E fechou-se a armadilha, a alcatéia de um homem só cravando os dentes na garganta de sua vítima, aguardando o jorro morno da vida que se esvairia em vermelho. Thom soltou a garrafa, dando um passo impetuoso com o pé direito em diagonal, rápido como um raio, na direção do inimigo. Antes de o vidro espatifar-se no chão, seus braços, velozes como o bote de uma serpente, atacaram. Os dedos da mão direita golpearam a traquéia do sujeito, deixando-o imediatamente fora de combate; a mão esquerda agarrou o braço direito que pegava a algema e, no tempo que o segundo policial levou para terminar de sacar a arma e puxar o gatilho, já havia recuado trazendo o corpo inerte para junto de si, usando-o como escudo, girando o próprio corpo de modo a encaixar-se no do oficial e escorá-lo, como se este o encoxasse por trás, bem no momento do choque da bala contra o kevlar sob a jaqueta. Ato contínuo, sem interromper seu movimento giratório, levou a mão direita à perna do homem às suas costas, puxando e destravando sua pistola a um só movimento; completou o giro, ajoelhando-se e atirando contra o soldado remanescente antes do mesmo ter tempo de puxar o gatilho de novo, enquanto o primeiro despencava bem ao seu lado. Dois disparos precisos, da maneira como fora ensinado a enfrentar homens de colete. Um na cabeça. Um na virilha.

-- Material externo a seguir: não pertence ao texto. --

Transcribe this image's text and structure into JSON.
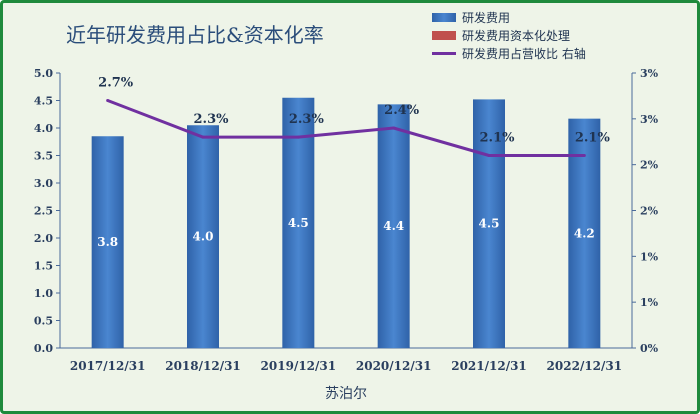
{
  "chart_data": {
    "type": "bar",
    "title": "近年研发费用占比&资本化率",
    "xlabel": "苏泊尔",
    "categories": [
      "2017/12/31",
      "2018/12/31",
      "2019/12/31",
      "2020/12/31",
      "2021/12/31",
      "2022/12/31"
    ],
    "y_left": {
      "range": [
        0,
        5
      ],
      "ticks": [
        "0.0",
        "0.5",
        "1.0",
        "1.5",
        "2.0",
        "2.5",
        "3.0",
        "3.5",
        "4.0",
        "4.5",
        "5.0"
      ]
    },
    "y_right": {
      "range": [
        0,
        3
      ],
      "ticks": [
        "0%",
        "1%",
        "1%",
        "2%",
        "2%",
        "3%",
        "3%"
      ]
    },
    "series": [
      {
        "name": "研发费用",
        "kind": "bar",
        "values": [
          3.85,
          4.05,
          4.55,
          4.43,
          4.52,
          4.17
        ],
        "labels": [
          "3.8",
          "4.0",
          "4.5",
          "4.4",
          "4.5",
          "4.2"
        ],
        "color": "#3f77c2"
      },
      {
        "name": "研发费用资本化处理",
        "kind": "bar",
        "values": [
          0,
          0,
          0,
          0,
          0,
          0
        ],
        "labels": [],
        "color": "#c0504d"
      },
      {
        "name": "研发费用占营收比 右轴",
        "kind": "line",
        "axis": "right",
        "values": [
          2.7,
          2.3,
          2.3,
          2.4,
          2.1,
          2.1
        ],
        "labels": [
          "2.7%",
          "2.3%",
          "2.3%",
          "2.4%",
          "2.1%",
          "2.1%"
        ],
        "color": "#7030a0"
      }
    ],
    "legend": "top-right",
    "grid": false
  }
}
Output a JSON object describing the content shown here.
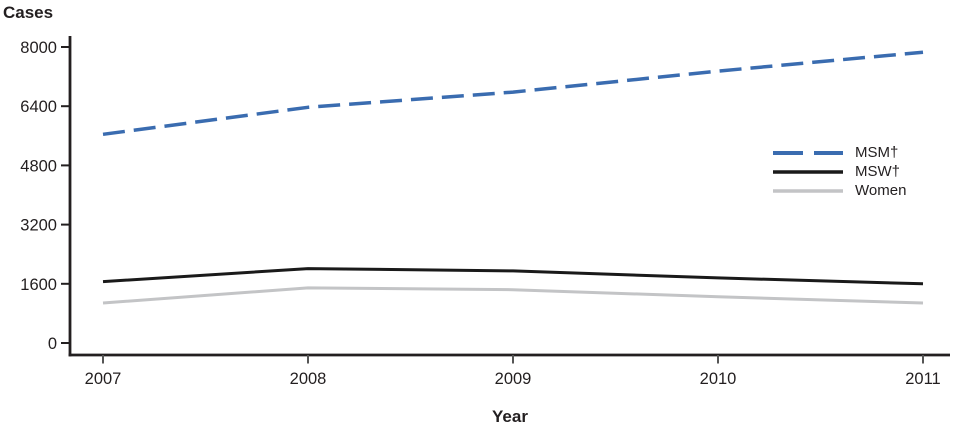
{
  "chart_data": {
    "type": "line",
    "title": "",
    "ylabel": "Cases",
    "xlabel": "Year",
    "x": [
      "2007",
      "2008",
      "2009",
      "2010",
      "2011"
    ],
    "y_ticks": [
      0,
      1600,
      3200,
      4800,
      6400,
      8000
    ],
    "ylim": [
      0,
      8000
    ],
    "grid": false,
    "legend_position": "right-inside",
    "series": [
      {
        "name": "MSM†",
        "values": [
          5640,
          6370,
          6780,
          7350,
          7860
        ],
        "color": "#3a6cb0",
        "style": "dashed",
        "width": 3.5
      },
      {
        "name": "MSW†",
        "values": [
          1660,
          2010,
          1950,
          1760,
          1600
        ],
        "color": "#1a1a1a",
        "style": "solid",
        "width": 3
      },
      {
        "name": "Women",
        "values": [
          1080,
          1490,
          1440,
          1250,
          1080
        ],
        "color": "#c3c4c6",
        "style": "solid",
        "width": 3
      }
    ]
  }
}
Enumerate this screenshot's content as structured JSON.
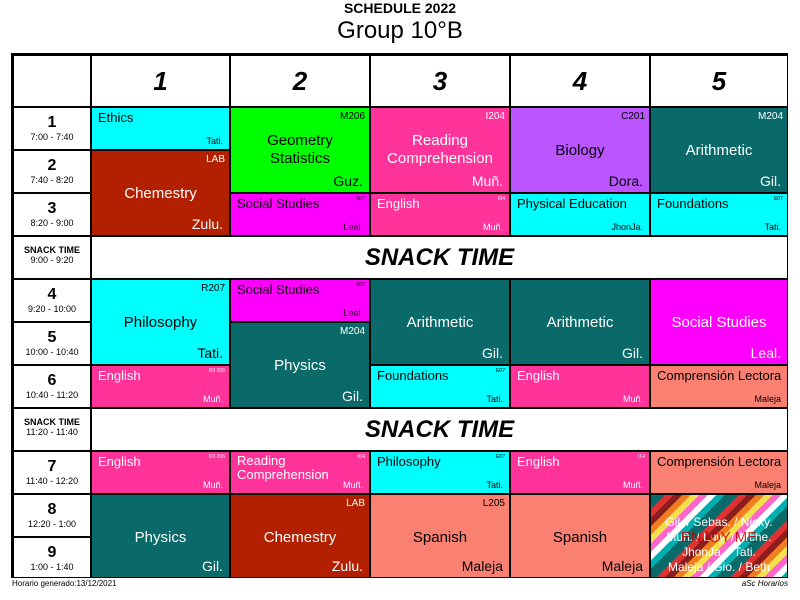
{
  "header": {
    "title": "SCHEDULE 2022",
    "subtitle": "Group 10°B"
  },
  "days": [
    "1",
    "2",
    "3",
    "4",
    "5"
  ],
  "periods": {
    "p1": {
      "num": "1",
      "time": "7:00 - 7:40"
    },
    "p2": {
      "num": "2",
      "time": "7:40 - 8:20"
    },
    "p3": {
      "num": "3",
      "time": "8:20 - 9:00"
    },
    "s1": {
      "label": "SNACK TIME",
      "time": "9:00 - 9:20"
    },
    "p4": {
      "num": "4",
      "time": "9:20 - 10:00"
    },
    "p5": {
      "num": "5",
      "time": "10:00 - 10:40"
    },
    "p6": {
      "num": "6",
      "time": "10:40 - 11:20"
    },
    "s2": {
      "label": "SNACK TIME",
      "time": "11:20 - 11:40"
    },
    "p7": {
      "num": "7",
      "time": "11:40 - 12:20"
    },
    "p8": {
      "num": "8",
      "time": "12:20 - 1:00"
    },
    "p9": {
      "num": "9",
      "time": "1:00 - 1:40"
    }
  },
  "snack_banner": "SNACK TIME",
  "lessons": {
    "d1_ethics": {
      "subject": "Ethics",
      "teacher": "Tati.",
      "color": "#00ffff"
    },
    "d1_chem": {
      "subject": "Chemestry",
      "room": "LAB",
      "teacher": "Zulu.",
      "color": "#b22000"
    },
    "d1_philo": {
      "subject": "Philosophy",
      "room": "R207",
      "teacher": "Tati.",
      "color": "#00ffff"
    },
    "d1_english6": {
      "subject": "English",
      "room": "R3 206",
      "teacher": "Muñ.",
      "color": "#ff3399"
    },
    "d1_english7": {
      "subject": "English",
      "room": "R3 206",
      "teacher": "Muñ.",
      "color": "#ff3399"
    },
    "d1_physics": {
      "subject": "Physics",
      "teacher": "Gil.",
      "color": "#0a6a6a"
    },
    "d2_geo": {
      "subject1": "Geometry",
      "subject2": "Statistics",
      "room": "M206",
      "teacher": "Guz.",
      "color": "#00ff00"
    },
    "d2_social3": {
      "subject": "Social Studies",
      "room": "S07",
      "teacher": "Leal.",
      "color": "#ff00ff"
    },
    "d2_social4": {
      "subject": "Social Studies",
      "room": "S02",
      "teacher": "Leal.",
      "color": "#ff00ff"
    },
    "d2_physics": {
      "subject": "Physics",
      "room": "M204",
      "teacher": "Gil.",
      "color": "#0a6a6a"
    },
    "d2_reading7": {
      "subject1": "Reading",
      "subject2": "Comprehension",
      "room": "I04",
      "teacher": "Muñ.",
      "color": "#ff3399"
    },
    "d2_chem": {
      "subject": "Chemestry",
      "room": "LAB",
      "teacher": "Zulu.",
      "color": "#b22000"
    },
    "d3_reading": {
      "subject1": "Reading",
      "subject2": "Comprehension",
      "room": "I204",
      "teacher": "Muñ.",
      "color": "#ff3399"
    },
    "d3_english3": {
      "subject": "English",
      "room": "I04",
      "teacher": "Muñ.",
      "color": "#ff3399"
    },
    "d3_arith": {
      "subject": "Arithmetic",
      "teacher": "Gil.",
      "color": "#0a6a6a"
    },
    "d3_found": {
      "subject": "Foundations",
      "room": "E07",
      "teacher": "Tati.",
      "color": "#00ffff"
    },
    "d3_philo7": {
      "subject": "Philosophy",
      "room": "E07",
      "teacher": "Tati.",
      "color": "#00ffff"
    },
    "d3_spanish": {
      "subject": "Spanish",
      "room": "L205",
      "teacher": "Maleja",
      "color": "#fa8072"
    },
    "d4_bio": {
      "subject": "Biology",
      "room": "C201",
      "teacher": "Dora.",
      "color": "#bb55ff"
    },
    "d4_pe": {
      "subject": "Physical Education",
      "teacher": "JhonJa.",
      "color": "#00ffff"
    },
    "d4_arith": {
      "subject": "Arithmetic",
      "teacher": "Gil.",
      "color": "#0a6a6a"
    },
    "d4_english6": {
      "subject": "English",
      "teacher": "Muñ.",
      "color": "#ff3399"
    },
    "d4_english7": {
      "subject": "English",
      "room": "I14",
      "teacher": "Muñ.",
      "color": "#ff3399"
    },
    "d4_spanish": {
      "subject": "Spanish",
      "teacher": "Maleja",
      "color": "#fa8072"
    },
    "d5_arith": {
      "subject": "Arithmetic",
      "room": "M204",
      "teacher": "Gil.",
      "color": "#0a6a6a"
    },
    "d5_found": {
      "subject": "Foundations",
      "room": "E07",
      "teacher": "Tati.",
      "color": "#00ffff"
    },
    "d5_social": {
      "subject": "Social Studies",
      "teacher": "Leal.",
      "color": "#ff00ff"
    },
    "d5_comp6": {
      "subject": "Comprensión Lectora",
      "teacher": "Maleja",
      "color": "#fa8072"
    },
    "d5_comp7": {
      "subject": "Comprensión Lectora",
      "teacher": "Maleja",
      "color": "#fa8072"
    },
    "d5_enjoy": {
      "line1": "Gil. / Sebas. / Nicky.",
      "line2": "Muñ. / Luly. / Arche.",
      "line3": "JhonJa. / Tati.",
      "line4": "Maleja / Gio. / Beth",
      "overlay": "ENJOY ME"
    }
  },
  "footer": {
    "left": "Horario generado:13/12/2021",
    "right": "aSc Horarios"
  }
}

Ficou de pé. A respiração, não mais tão controlada assim; as mãos, já começando a tremer novamente; os olhos piscando outra vez, a intervalos cada vez menores. Realidade e alucinação mesclavam-se em sua mente, numa dança furiosa que o fez apertar a cabeça com força, usando as duas mãos, a arma ainda na direita. Ao seu redor, o pânico da matança já dava seus clássicos sinais, arrebatando instantaneamente todos que nunca precisaram praticá-la.

Como se arrancado de um devaneio, Thom correu, passando pelo policial baleado e apanhando sua arma, imprimindo a máxima velocidade que suas pernas velhas agüentavam, fugindo desesperadamente da violência que, por tantos anos reprimida, rompera o lacre e vinha uivando inundar sua vida novamente.